Yisrael Beytenu leader Avigdor Liberman on Sunday hinted he won’t support parliamentary immunity to the embattled Israeli leader for the corruption charges brought against him.
Netanyahu on Thursday suffered a blow to his hopes of remaining in office after Attorney General Avichai Mandelblit announced his decision to indict the prime minister for bribery, fraud and breach of trust in three corruption investigations into the veteran politician who has led the country for more than a decade.
“The prime minister said he did not need immunity and will not appeal to the Knesset to ask for it,” said Liberman at a special press conference.
“But, in my opinion any attempt to solve the legal issue elsewhere - including in the Knesset - by receiving immunity, would be a violation of Israeli public’ confidence in the political system," he added. “The only place for this to be resolved is the court.”

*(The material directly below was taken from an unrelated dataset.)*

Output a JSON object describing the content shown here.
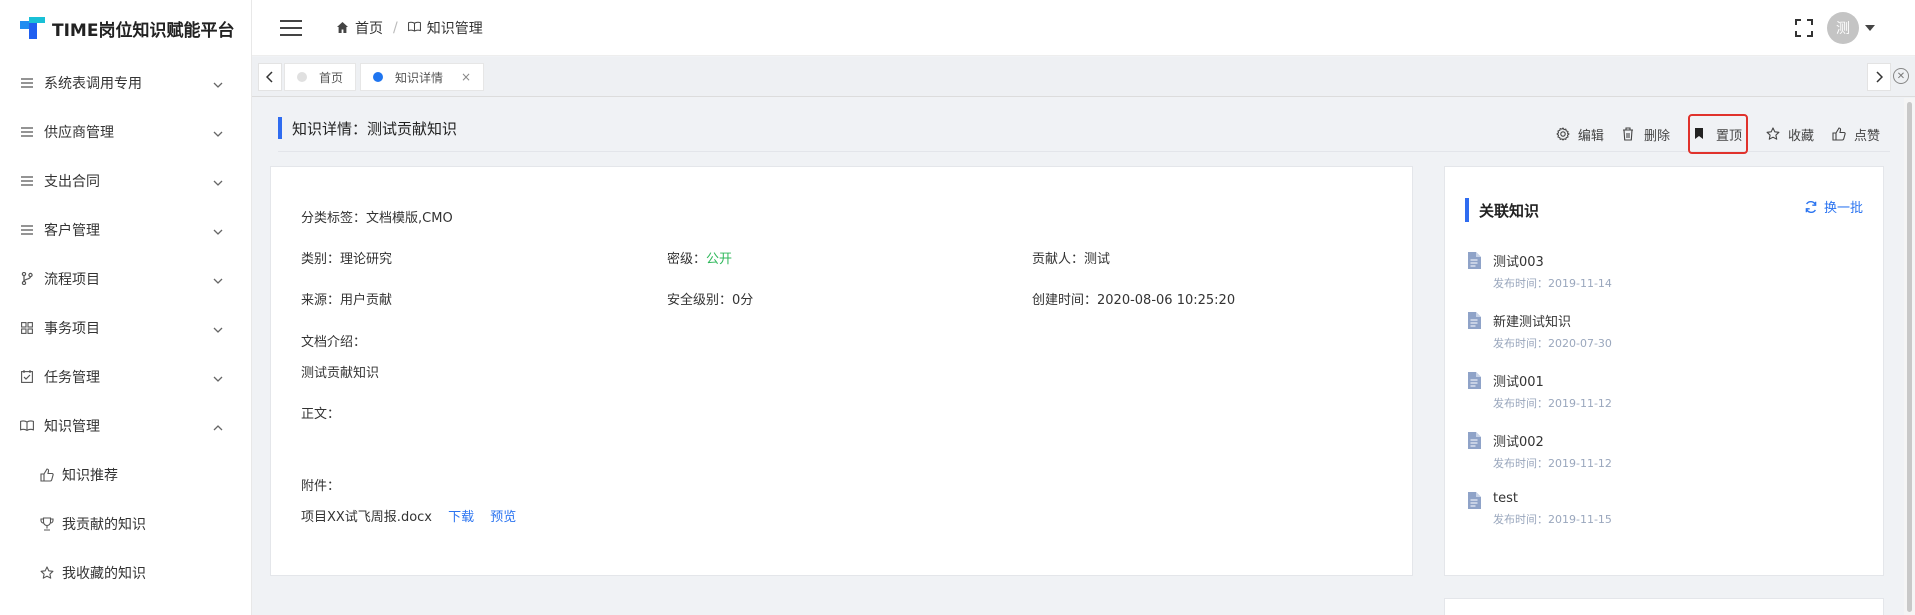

Nevertheless, Liberman said, he wished the prime minister will be found not guilty and will come out of his legal troubles “as white as snow.”
Liberman, unlike many others in Israeli politics, did not demand for Netanyahu to resign. “For now, he has to continue [as premier] as long as no new elections are held and no one else has been elected,” he said.
The 61-year-old went on to say that at this point avoiding an unprecedented third election in 12 months is next to impossible. “We’re heading toward the elections with eyes wide open,” he said. “Party leaders have exhausted their possibilities to prevent them.”
The Yisrael Beytenu leader said he still hopes that President Reuven Rivlin will put pressure on the party leaders to come to a last-ditch agreement in order to prevent the elections.
Rivlin last week handed the mandate to establish a government to the Knesset after both Netanyahu and Gantz failed to form a coalition. The move effectively started a 21-day period where 61 MKs could recommend any member to begin forming a government before the next elections are called.